The doors slammed shut, the echo of steel slamming on steel ringing up and down the prison wing. Locked in from the outside, the guard holding the key, I put on those black pants and buttoned that black double breasted jacket for yet another funeral for a friend. It wasn’t solitary confinement. That stupid suit was my cellmate.

John’s funeral was the largest I have ever officiated. It was an utter testament to the scope of his powerful life. John was a life giver to people. It was simulcast to California where John lived before. Everyone wore orange. He was a father of 4, about my age – maybe a little older.

Church next day. I don’t remember what I preached, but Mike and I led worship together. Standing near Mike was a great comfort. We were both close to John.

I’ve worn the suit on a few other occasions: our dear friend’s brave mother passing away after a difficult, fierce life. The troubled husband of a strong woman who loved him to the very end, a baby killed in utero when her mother was struck by a car. As we lowered the tiny casket into the ground, I felt that pang in the gut and yearned for the day when people no longer gather around a casket sooner than they ever imagined and ask “why?”

And that is when I decided: it is time to burn this damned suit.  It is too tainted with pain.

Nobody tells you when you join a church that even after people die, they are still very much part of the Body of Christ. I remember these people through the course of my days, all kinds of triggers bringing a smile to my face, or an ugh in my gut. Is this what the author of Hebrews meant when he talked about the cloud of great witnesses? Setting my suit on fire is no reflection on the people I have buried.

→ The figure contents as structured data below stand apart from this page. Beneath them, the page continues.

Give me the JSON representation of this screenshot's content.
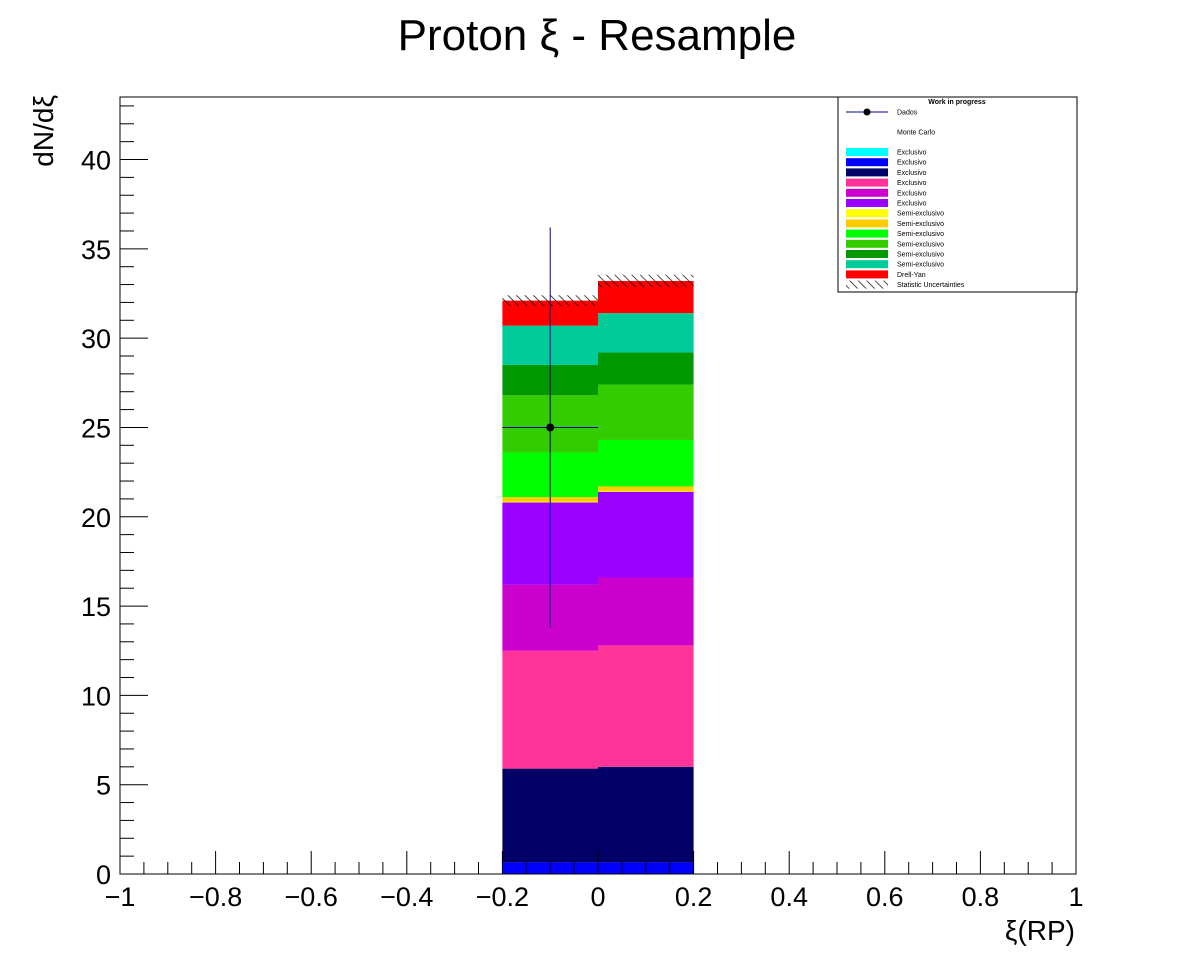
{
  "chart_data": {
    "type": "bar",
    "stacked": true,
    "title": "Proton ξ - Resample",
    "xlabel": "ξ(RP)",
    "ylabel": "dN/dξ",
    "xlim": [
      -1,
      1
    ],
    "ylim": [
      0,
      43.5
    ],
    "x_ticks": [
      "−1",
      "−0.8",
      "−0.6",
      "−0.4",
      "−0.2",
      "0",
      "0.2",
      "0.4",
      "0.6",
      "0.8",
      "1"
    ],
    "y_ticks": [
      "0",
      "5",
      "10",
      "15",
      "20",
      "25",
      "30",
      "35",
      "40"
    ],
    "bins": [
      {
        "x_low": -0.2,
        "x_high": 0.0
      },
      {
        "x_low": 0.0,
        "x_high": 0.2
      }
    ],
    "series": [
      {
        "name": "Exclusivo",
        "color": "#00ffff",
        "values": [
          0.0,
          0.0
        ]
      },
      {
        "name": "Exclusivo",
        "color": "#0000ff",
        "values": [
          0.65,
          0.65
        ]
      },
      {
        "name": "Exclusivo",
        "color": "#000066",
        "values": [
          5.25,
          5.35
        ]
      },
      {
        "name": "Exclusivo",
        "color": "#ff3399",
        "values": [
          6.6,
          6.8
        ]
      },
      {
        "name": "Exclusivo",
        "color": "#cc00cc",
        "values": [
          3.7,
          3.8
        ]
      },
      {
        "name": "Exclusivo",
        "color": "#9900ff",
        "values": [
          4.6,
          4.8
        ]
      },
      {
        "name": "Semi-exclusivo",
        "color": "#ffff00",
        "values": [
          0.05,
          0.05
        ]
      },
      {
        "name": "Semi-exclusivo",
        "color": "#ffcc00",
        "values": [
          0.25,
          0.25
        ]
      },
      {
        "name": "Semi-exclusivo",
        "color": "#00ff00",
        "values": [
          2.5,
          2.6
        ]
      },
      {
        "name": "Semi-exclusivo",
        "color": "#33cc00",
        "values": [
          3.2,
          3.1
        ]
      },
      {
        "name": "Semi-exclusivo",
        "color": "#009900",
        "values": [
          1.7,
          1.8
        ]
      },
      {
        "name": "Semi-exclusivo",
        "color": "#00cc99",
        "values": [
          2.2,
          2.2
        ]
      },
      {
        "name": "Drell-Yan",
        "color": "#ff0000",
        "values": [
          1.4,
          1.8
        ]
      }
    ],
    "uncertainty": {
      "name": "Statistic Uncertainties",
      "values": [
        0.3,
        0.35
      ]
    },
    "data_points": {
      "name": "Dados",
      "x": [
        -0.1
      ],
      "y": [
        25.0
      ],
      "x_err": [
        0.1
      ],
      "y_err_up": [
        11.2
      ],
      "y_err_down": [
        11.2
      ],
      "color": "#000099"
    },
    "legend": {
      "position": "top-right",
      "header": "Work in progress",
      "mc_label": "Monte Carlo"
    },
    "grid": false
  }
}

I know I’ll need another suit. And surely there will be more holes in the ground.

But suit-on-fire is my protest against death and a declaration of stubborn hope that resurrection is real and thanks to Jesus, I will see my friends again.

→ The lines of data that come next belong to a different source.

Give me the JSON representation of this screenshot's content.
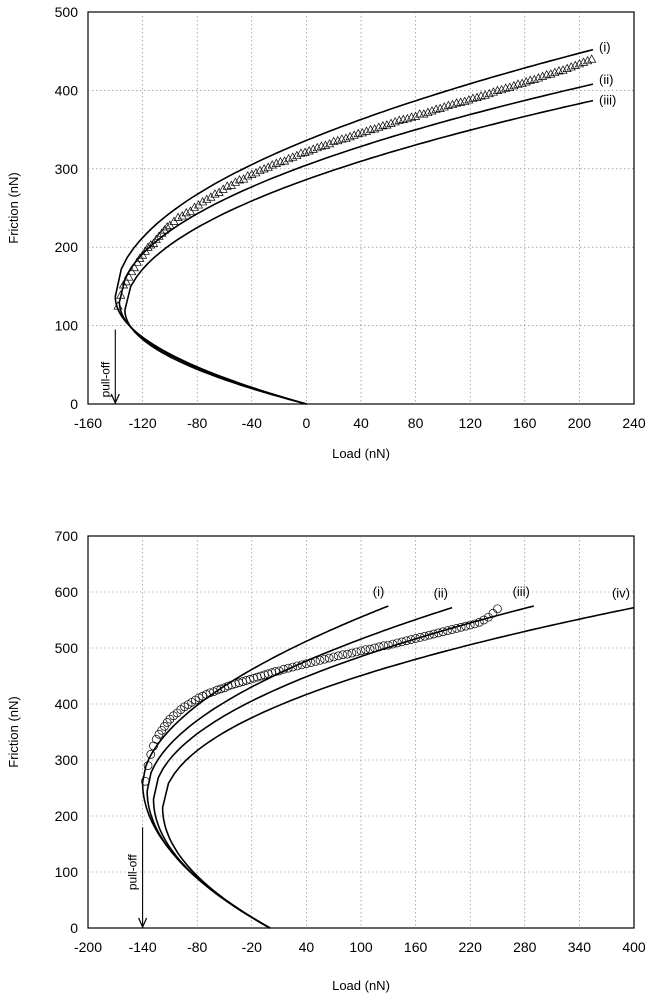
{
  "chart_data": [
    {
      "type": "scatter",
      "xlabel": "Load (nN)",
      "ylabel": "Friction (nN)",
      "xlim": [
        -160,
        240
      ],
      "ylim": [
        0,
        500
      ],
      "xticks": [
        -160,
        -120,
        -80,
        -40,
        0,
        40,
        80,
        120,
        160,
        200,
        240
      ],
      "yticks": [
        0,
        100,
        200,
        300,
        400,
        500
      ],
      "xtick_labels": [
        "-160",
        "-120",
        "-80",
        "-40",
        "0",
        "40",
        "80",
        "120",
        "160",
        "200",
        "240"
      ],
      "ytick_labels": [
        "0",
        "100",
        "200",
        "300",
        "400",
        "500"
      ],
      "grid": true,
      "marker": "triangle",
      "points": {
        "x": [
          -138,
          -136,
          -134,
          -132,
          -130,
          -128,
          -126,
          -124,
          -122,
          -120,
          -118,
          -116,
          -114,
          -112,
          -110,
          -108,
          -106,
          -104,
          -102,
          -100,
          -97,
          -94,
          -91,
          -88,
          -85,
          -82,
          -79,
          -76,
          -73,
          -70,
          -67,
          -64,
          -61,
          -58,
          -55,
          -52,
          -49,
          -46,
          -43,
          -40,
          -37,
          -34,
          -31,
          -28,
          -25,
          -22,
          -19,
          -16,
          -13,
          -10,
          -7,
          -4,
          -1,
          2,
          5,
          8,
          11,
          14,
          17,
          20,
          23,
          26,
          29,
          32,
          35,
          38,
          41,
          44,
          47,
          50,
          53,
          56,
          59,
          62,
          65,
          68,
          71,
          74,
          77,
          80,
          83,
          86,
          89,
          92,
          95,
          98,
          101,
          104,
          107,
          110,
          113,
          116,
          119,
          122,
          125,
          128,
          131,
          134,
          137,
          140,
          143,
          146,
          149,
          152,
          155,
          158,
          161,
          164,
          167,
          170,
          173,
          176,
          179,
          182,
          185,
          188,
          191,
          194,
          197,
          200,
          203,
          206,
          209
        ],
        "y": [
          125,
          139,
          152,
          156,
          162,
          169,
          174,
          181,
          186,
          190,
          195,
          200,
          203,
          205,
          210,
          214,
          218,
          222,
          226,
          228,
          233,
          238,
          240,
          244,
          246,
          251,
          254,
          258,
          261,
          264,
          268,
          270,
          274,
          278,
          279,
          283,
          286,
          287,
          291,
          293,
          295,
          298,
          300,
          302,
          305,
          307,
          309,
          310,
          313,
          315,
          317,
          320,
          321,
          323,
          325,
          327,
          329,
          330,
          332,
          335,
          336,
          338,
          339,
          341,
          343,
          345,
          346,
          348,
          350,
          351,
          353,
          355,
          356,
          358,
          360,
          362,
          363,
          364,
          366,
          367,
          370,
          370,
          372,
          374,
          376,
          377,
          379,
          381,
          382,
          384,
          385,
          386,
          388,
          390,
          391,
          393,
          394,
          396,
          398,
          400,
          401,
          403,
          404,
          406,
          408,
          409,
          411,
          413,
          414,
          416,
          418,
          420,
          421,
          423,
          425,
          426,
          428,
          430,
          432,
          434,
          436,
          438,
          440
        ]
      },
      "curves": [
        {
          "label": "(i)",
          "pull_off": -140,
          "Lc": -140,
          "Fc": 137,
          "exponent": 0.5
        },
        {
          "label": "(ii)",
          "pull_off": -140,
          "Lc": -137,
          "Fc": 130,
          "exponent": 0.5
        },
        {
          "label": "(iii)",
          "pull_off": -140,
          "Lc": -133,
          "Fc": 120,
          "exponent": 0.5
        }
      ],
      "curve_labels": [
        "(i)",
        "(ii)",
        "(iii)"
      ],
      "annotation": "pull-off",
      "pull_off_x": -140
    },
    {
      "type": "scatter",
      "xlabel": "Load (nN)",
      "ylabel": "Friction (nN)",
      "xlim": [
        -200,
        400
      ],
      "ylim": [
        0,
        700
      ],
      "xticks": [
        -200,
        -140,
        -80,
        -20,
        40,
        100,
        160,
        220,
        280,
        340,
        400
      ],
      "yticks": [
        0,
        100,
        200,
        300,
        400,
        500,
        600,
        700
      ],
      "xtick_labels": [
        "-200",
        "-140",
        "-80",
        "-20",
        "40",
        "100",
        "160",
        "220",
        "280",
        "340",
        "400"
      ],
      "ytick_labels": [
        "0",
        "100",
        "200",
        "300",
        "400",
        "500",
        "600",
        "700"
      ],
      "grid": true,
      "marker": "circle",
      "points": {
        "x": [
          -137,
          -134,
          -131,
          -128,
          -125,
          -122,
          -119,
          -116,
          -113,
          -110,
          -106,
          -102,
          -98,
          -94,
          -90,
          -86,
          -82,
          -78,
          -74,
          -70,
          -66,
          -62,
          -58,
          -54,
          -50,
          -46,
          -42,
          -38,
          -34,
          -30,
          -26,
          -22,
          -18,
          -14,
          -10,
          -6,
          -2,
          2,
          6,
          10,
          15,
          20,
          25,
          30,
          35,
          40,
          45,
          50,
          55,
          60,
          65,
          70,
          75,
          80,
          85,
          90,
          95,
          100,
          105,
          110,
          115,
          120,
          125,
          130,
          135,
          140,
          145,
          150,
          155,
          160,
          165,
          170,
          175,
          180,
          185,
          190,
          195,
          200,
          205,
          210,
          215,
          220,
          225,
          230,
          235,
          240,
          245,
          250
        ],
        "y": [
          262,
          290,
          310,
          325,
          337,
          346,
          353,
          360,
          367,
          373,
          379,
          384,
          390,
          395,
          399,
          403,
          407,
          411,
          414,
          417,
          420,
          422,
          425,
          427,
          429,
          432,
          434,
          436,
          438,
          440,
          442,
          444,
          446,
          448,
          450,
          452,
          454,
          456,
          458,
          459,
          462,
          464,
          466,
          468,
          470,
          472,
          474,
          476,
          478,
          480,
          482,
          484,
          486,
          488,
          489,
          491,
          493,
          495,
          497,
          498,
          500,
          502,
          504,
          505,
          507,
          509,
          511,
          513,
          515,
          517,
          519,
          521,
          523,
          525,
          527,
          529,
          531,
          533,
          535,
          537,
          539,
          541,
          543,
          546,
          550,
          555,
          562,
          570
        ]
      },
      "curves": [
        {
          "label": "(i)",
          "pull_off": -140,
          "Lc": -140,
          "Fc": 260,
          "exponent": 0.55
        },
        {
          "label": "(ii)",
          "pull_off": -140,
          "Lc": -135,
          "Fc": 245,
          "exponent": 0.53
        },
        {
          "label": "(iii)",
          "pull_off": -140,
          "Lc": -128,
          "Fc": 230,
          "exponent": 0.5
        },
        {
          "label": "(iv)",
          "pull_off": -140,
          "Lc": -118,
          "Fc": 215,
          "exponent": 0.48
        }
      ],
      "curve_labels": [
        "(i)",
        "(ii)",
        "(iii)",
        "(iv)"
      ],
      "annotation": "pull-off",
      "pull_off_x": -140
    }
  ]
}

A black suit and a hole in the ground is not the end of the story. I am not, in fact, imprisoned with a black suit for a cellmate. Jesus holds the keys to death. And he is in the unlocking business. Jesus is, if you will, The Great Locksmith.

Oh Death, where is your sting?

Listen, I tell you a mystery: We will not all sleep, but we will all be changed— in a flash, in the twinkling of an eye, at the last trumpet. For the trumpet will sound, the dead will be raised imperishable, and we will be changed…then the saying that is written will come true: “Death has been swallowed up in victory.”